Her breath shuttered as she dove under a rotten, wood desk, hoping that the group would just pass through to the next floor.

It was them. The ones who took down her scuttler.

Who else would it be? They were the only people she could detect for 300 square kilometers, she reasoned. 

Swallowing her ragged breath, she willed her stuttering heart to cease its rapid movements. And with eyelids clenched shut and hands holding her equipment tightly to her chest, she listened as the footfall paced steadily around the room. There seemed to be two, three - no two - bodies scuffling around. Shiloh had made out at least four on Falcon's footage, so there were two unaccounted for, moving around the rest of the building. 

The soldiers made their way around the room, kicking piles of rubble and maneuvering around the cubicles of the abandoned office space as Shiloh sat their, stock still and terrified.

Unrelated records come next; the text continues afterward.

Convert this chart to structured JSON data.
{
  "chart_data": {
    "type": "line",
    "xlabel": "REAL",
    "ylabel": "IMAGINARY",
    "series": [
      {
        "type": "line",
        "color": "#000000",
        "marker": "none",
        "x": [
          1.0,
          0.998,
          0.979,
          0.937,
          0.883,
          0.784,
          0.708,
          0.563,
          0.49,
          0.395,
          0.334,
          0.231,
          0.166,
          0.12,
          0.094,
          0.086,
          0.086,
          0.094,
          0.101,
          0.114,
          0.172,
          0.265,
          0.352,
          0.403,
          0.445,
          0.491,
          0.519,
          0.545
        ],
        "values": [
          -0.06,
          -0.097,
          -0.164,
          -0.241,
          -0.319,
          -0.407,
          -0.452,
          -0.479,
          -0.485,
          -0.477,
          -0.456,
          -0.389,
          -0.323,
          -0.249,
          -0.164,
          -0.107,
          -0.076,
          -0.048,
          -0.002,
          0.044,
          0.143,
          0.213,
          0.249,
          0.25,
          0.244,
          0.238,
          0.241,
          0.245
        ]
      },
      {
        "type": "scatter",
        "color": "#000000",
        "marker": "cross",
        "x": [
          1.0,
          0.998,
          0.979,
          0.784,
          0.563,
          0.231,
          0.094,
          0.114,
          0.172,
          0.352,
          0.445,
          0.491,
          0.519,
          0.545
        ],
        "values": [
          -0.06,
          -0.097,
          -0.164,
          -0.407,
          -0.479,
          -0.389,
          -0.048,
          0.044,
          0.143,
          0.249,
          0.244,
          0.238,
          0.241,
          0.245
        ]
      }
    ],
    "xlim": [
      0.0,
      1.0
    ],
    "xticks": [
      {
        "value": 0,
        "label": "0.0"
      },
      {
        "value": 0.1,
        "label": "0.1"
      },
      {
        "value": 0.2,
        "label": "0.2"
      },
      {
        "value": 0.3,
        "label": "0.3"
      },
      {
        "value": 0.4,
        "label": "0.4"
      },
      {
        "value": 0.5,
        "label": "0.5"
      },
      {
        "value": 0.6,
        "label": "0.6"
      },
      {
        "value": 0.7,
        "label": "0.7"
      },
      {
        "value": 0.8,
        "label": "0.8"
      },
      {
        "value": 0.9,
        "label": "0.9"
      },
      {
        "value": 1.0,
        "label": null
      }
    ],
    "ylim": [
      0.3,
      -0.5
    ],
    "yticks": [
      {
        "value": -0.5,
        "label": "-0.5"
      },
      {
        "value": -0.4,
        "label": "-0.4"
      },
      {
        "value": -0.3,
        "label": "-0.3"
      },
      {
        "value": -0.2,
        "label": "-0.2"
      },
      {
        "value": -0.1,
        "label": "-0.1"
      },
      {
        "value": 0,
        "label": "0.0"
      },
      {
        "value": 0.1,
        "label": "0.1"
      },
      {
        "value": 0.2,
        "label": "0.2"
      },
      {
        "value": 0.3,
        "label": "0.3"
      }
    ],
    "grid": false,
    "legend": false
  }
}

There was simply nothing she could do.

It had looked like luck had finally been on her side as she heard their fading steps into the hallway again and up the stairs.

After waiting a moment to ensure that the visitors had gone, Shiloh stood up from her position and spotted the side of the building where a portion had decayed and crumbled away. In its place stood a gaping hole, where ten feet across stood the balcony of the room she needed to get into. And under, only 5,000 feet of free fall and a million chances of fatality. Shiloh just needed a decently-timed jump as well as all the luck from earlier and more to clear the railing into the room. Shiloh winced as she watched a piece of pebble tumble down the gap, thinking to herself that she would also need a hell lot of bravery too.

After backing up a couple of paces, breathing in and out with each step, laptop clutched and digging deep into her side, Shiloh bit the inside of her cheek before taking the first step of a full sprint.

Her feet had left the floor beneath her, and for a split-second, with her arms coming away form her body, her fingers and toes looking for anything to cling to, and her hair being brushed back by the wind and the momentum of falling, she had questioned if she would make the jump.

It was only momentarily though, and relief flooded her as she cleared the balcony and rolled into the apartment directly across, thankful she was not surrounded in a mess of her own bone and viscera. She checked the monitoring screen on her wrist that was hooked up onto her laptop, tracking the signal into the unit's study when -

"There you are baby! Someone or something did a number on you." Shiloh bent down and picked up the bot from the ground. It resembled the metal carcass of a fallen falcon now more than the majestic drone she sent out into the night. That was something she could deal with back home though, and she quickly began strapping it to her back. Its weight would definitely slow her down, but it was bearable for the time being.

As she stepped out of the apartment's front door, her mind was on returning to her home base and extracting the video intelligence her falcon had sacrificed itself for. What she was not expecting, though, was the barrel of a rifle to place itself into the nape of her neck once her foot breached the door frame.